Seperti biasa rute saya ialah taman Yahowu Gunungsitoli. Bagi saya, taman itu menyegarkan karena ada pantainya yang saat di sore hari selalu menghembuskan angin yang segar.
Setelah selesai dari lari-lari kecil, saya pun kembali ke paroki. Di tengah perjalanan saya bertemu dengan seorang penjual buah. Hampir selalu terjadi bahwa saat saya kembali dari kegiatan lari-lari kecil, saya bertemu dengan bapak itu. Penampilannya selalu sama, menggotong buah yang dipikul dengan sepotong bambu. Dan seperti yang sudah-sudah, saya pun membeli beberapa buah yang ia jual.
Sebenarnya, saya tidak perlu repot-repot membeli buah karena hasil kebun yang berada di belakang rumah kami cukup untuk memenuhi kebutuhan buah kami setiap harinya. Namun saya merasa iba dengan bapak itu dan saya ingin membantunya dengan membeli dagangannya.
Saya merasa senang setiap kali melihat ekspresi bahagia beliau saat saya datang untuk membeli dagangannya. Kadang saya menyempatkan diri untuk bercerita kepadanya tentang penjualannya hari itu. Meskipun tidak selalu banyak yang laku, namun bapak itu selalu bersyukur kepada Tuhan atas apa yang ia peroleh.
Setiap kali membeli hasil dagangannya saya harus memberi uang pas, agar beliau tidak repot mencari uang kecil untuk mengembalikan sisa uangku. Saya pun tidak berani mengatakan kepada beliau untuk tidak perlu mengembalikan sisa uangku itu karena ia pernah memarahi saya saat mengatakan hal itu. Beliau hanya ingin agar dagangannya laku terjual dengan uang yang sesuai dengan harga jualannya yang laku. Sejak saat itulah, saya harus menyediakan uang pas setiap kali membeli dagangannya.

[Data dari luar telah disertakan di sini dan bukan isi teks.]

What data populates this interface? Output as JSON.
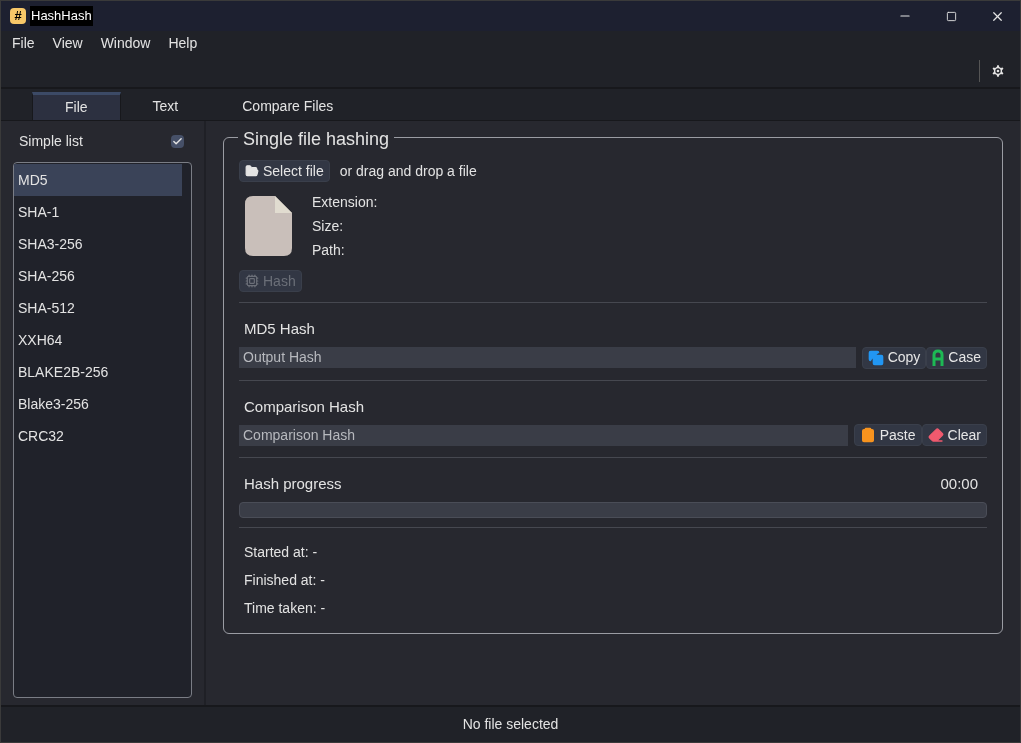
{
  "window": {
    "title": "HashHash",
    "icon_glyph": "#"
  },
  "menu": [
    "File",
    "View",
    "Window",
    "Help"
  ],
  "tabs": [
    {
      "label": "File",
      "selected": true
    },
    {
      "label": "Text",
      "selected": false
    },
    {
      "label": "Compare Files",
      "selected": false
    }
  ],
  "sidebar": {
    "simple_list": {
      "label": "Simple list",
      "checked": true
    },
    "algorithms": [
      {
        "label": "MD5",
        "selected": true
      },
      {
        "label": "SHA-1",
        "selected": false
      },
      {
        "label": "SHA3-256",
        "selected": false
      },
      {
        "label": "SHA-256",
        "selected": false
      },
      {
        "label": "SHA-512",
        "selected": false
      },
      {
        "label": "XXH64",
        "selected": false
      },
      {
        "label": "BLAKE2B-256",
        "selected": false
      },
      {
        "label": "Blake3-256",
        "selected": false
      },
      {
        "label": "CRC32",
        "selected": false
      }
    ]
  },
  "main": {
    "title": "Single file hashing",
    "select_button": "Select file",
    "drop_hint": "or drag and drop a file",
    "file_info": [
      "Extension:",
      "Size:",
      "Path:"
    ],
    "hash_button": {
      "label": "Hash",
      "disabled": true
    },
    "output": {
      "label": "MD5 Hash",
      "placeholder": "Output Hash",
      "buttons": [
        "Copy",
        "Case"
      ]
    },
    "comparison": {
      "label": "Comparison Hash",
      "placeholder": "Comparison Hash",
      "buttons": [
        "Paste",
        "Clear"
      ]
    },
    "progress": {
      "label": "Hash progress",
      "time": "00:00",
      "level": 0
    },
    "stats": [
      "Started at: -",
      "Finished at: -",
      "Time taken: -"
    ]
  },
  "status_bar": "No file selected"
}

Setelah membeli dagangannya saya pun pamit untuk kembali ke paroki. Hari itu saya membeli lebih banyak dari yang biasanya. Itu karena saya baru mendapat uang saku dari kantor. Bahkan saya ingin memborongnya, tetapi beliau tidak mengizinkannya karena ada beberapa pelanggan setianya yang belum mendapat bagian
Dagangan bapak itu tidak begitu banyak dan jenis buah yang ia jual juga terbatas, yaitu pisang, ubi jalar dan pepaya. Itu pun ia beli dari seorang petani kenalannya. Karena itulah sore itu saya berani ingin memborong semua dagangannya, namun tidak berhasil karena beberapa pelanggan setianya.
Saya selalu merasa senang setiap kali bertemu dengan bapak itu. Bagiku, bapak itu ialah cerminan bagi rasa kemanusiaanku untuk sesama. Ia memelihara dan membangkitkan rasa iba di dalam hatiku dan itu membantuku untuk memandang sesama dengan pandangan kasih.